Tuesday, August 2, 2011

backup strategy model

a couple years ago i wrote up a formalization of my backup strategy, but wasn't sure where i wanted to publish it. i finally decided to just stick it in my blog:

this document aims to describe a simple to implement and comprehensive backup strategy, including some essential capabilities for encryption, deltas, delta retention, large files, remote backups (geo-diversity), and diverse storage device sizes.

the target audience are relatively sophisticated users with a moderate level of familiarity with backup technologies. it is assumed that the user has physical access (sneaker-netable) to a remote, network connected site or sites on a fairly regular basis (i.e. commutes to work), and is able to attach enough storage (disk) there to contain the data sets plus deltas, and has access to a portable mass storage device (i.e. usb hard drive) for sneaker-net operations.

it is my belief that even with familiarity of backup technology, it is a challenge to define a good strategy that is safe and readily applicable to a variety of situations.
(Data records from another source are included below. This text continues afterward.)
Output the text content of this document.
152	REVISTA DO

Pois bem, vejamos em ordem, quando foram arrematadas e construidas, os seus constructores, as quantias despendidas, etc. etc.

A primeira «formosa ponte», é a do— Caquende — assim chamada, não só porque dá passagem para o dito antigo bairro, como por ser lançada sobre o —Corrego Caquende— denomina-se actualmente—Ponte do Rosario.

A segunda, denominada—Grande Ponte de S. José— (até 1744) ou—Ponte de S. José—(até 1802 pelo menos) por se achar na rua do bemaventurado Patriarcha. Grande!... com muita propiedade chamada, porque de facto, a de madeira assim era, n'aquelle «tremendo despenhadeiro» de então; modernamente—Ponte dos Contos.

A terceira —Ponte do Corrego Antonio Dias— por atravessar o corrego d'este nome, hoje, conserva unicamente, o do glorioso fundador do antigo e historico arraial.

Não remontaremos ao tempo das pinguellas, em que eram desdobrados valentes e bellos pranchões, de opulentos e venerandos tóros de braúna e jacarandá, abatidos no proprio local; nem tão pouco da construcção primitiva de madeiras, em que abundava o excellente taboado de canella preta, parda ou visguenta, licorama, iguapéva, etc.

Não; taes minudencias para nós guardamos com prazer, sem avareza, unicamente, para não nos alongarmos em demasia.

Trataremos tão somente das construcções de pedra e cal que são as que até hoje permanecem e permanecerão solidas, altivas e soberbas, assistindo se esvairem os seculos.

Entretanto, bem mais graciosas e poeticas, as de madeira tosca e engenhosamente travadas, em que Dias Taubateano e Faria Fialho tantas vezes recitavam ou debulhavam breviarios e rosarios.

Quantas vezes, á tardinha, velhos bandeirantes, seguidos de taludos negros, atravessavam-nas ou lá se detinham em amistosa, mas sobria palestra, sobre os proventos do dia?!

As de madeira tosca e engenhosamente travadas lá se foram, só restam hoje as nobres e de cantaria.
the general method of this document is to identify the essential properties of data sets, then of backup tactics, and then to define a simple formula for mapping one to the other in a way that optimizes pragmatic costs, resulting in a overall best practice strategy.

data set properties

there are 4 of them: base size, delta size, update frequency, and sensitivity.
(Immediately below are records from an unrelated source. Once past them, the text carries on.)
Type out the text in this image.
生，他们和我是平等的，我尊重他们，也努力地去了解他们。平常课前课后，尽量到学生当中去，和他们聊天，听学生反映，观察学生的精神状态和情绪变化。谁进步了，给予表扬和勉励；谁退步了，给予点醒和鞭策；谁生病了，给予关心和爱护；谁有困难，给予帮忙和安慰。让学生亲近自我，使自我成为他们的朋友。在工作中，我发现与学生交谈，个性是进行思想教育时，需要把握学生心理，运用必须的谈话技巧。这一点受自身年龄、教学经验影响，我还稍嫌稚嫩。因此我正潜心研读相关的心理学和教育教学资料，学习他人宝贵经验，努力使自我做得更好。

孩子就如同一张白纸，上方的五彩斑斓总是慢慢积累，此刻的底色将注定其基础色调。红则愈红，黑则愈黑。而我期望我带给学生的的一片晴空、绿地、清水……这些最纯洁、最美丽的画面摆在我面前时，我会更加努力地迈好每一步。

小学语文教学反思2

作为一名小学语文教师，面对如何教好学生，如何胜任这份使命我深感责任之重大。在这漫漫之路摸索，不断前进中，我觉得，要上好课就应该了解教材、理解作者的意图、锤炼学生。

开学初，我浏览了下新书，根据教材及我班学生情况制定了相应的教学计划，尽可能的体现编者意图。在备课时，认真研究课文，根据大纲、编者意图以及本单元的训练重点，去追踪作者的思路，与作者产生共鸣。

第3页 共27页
the first 2 are based on size of data. these days, in terms of remote backups, data sizes generally fall into two buckets: large and small. data is large if it is too much to upload to a remote site over the cloud in a reasonable amount of time (hours). otherwise, data is small. upload time should take into consideration a throttled connection, since backup is likely sharing a network link with other normal network traffic. this large/small distinction applies in the sense of the total size of the data set, as well as in the sense of deltas to be backed up (i.e. are changes relatively large or small). a small data set may be something like a source code tree, and a large one may be something like an mp3 collection. a small delta may be something like adding a single mp3 to the collection, and a large delta may be something like mythtv capturing several gigs worth of video to a video folder.

update frequency also falls into a couple buckets in terms of remote backup, rare and common. rare is relative to delta retention time... generally a retention time of 3-6 months is more than adequate for most backup situations... if a change has gone 6 months without the need for reversion, it is generally safe to prune it's delta. so, if a set is updated less than once every 3-6 months, we'd classify it as rarely updated.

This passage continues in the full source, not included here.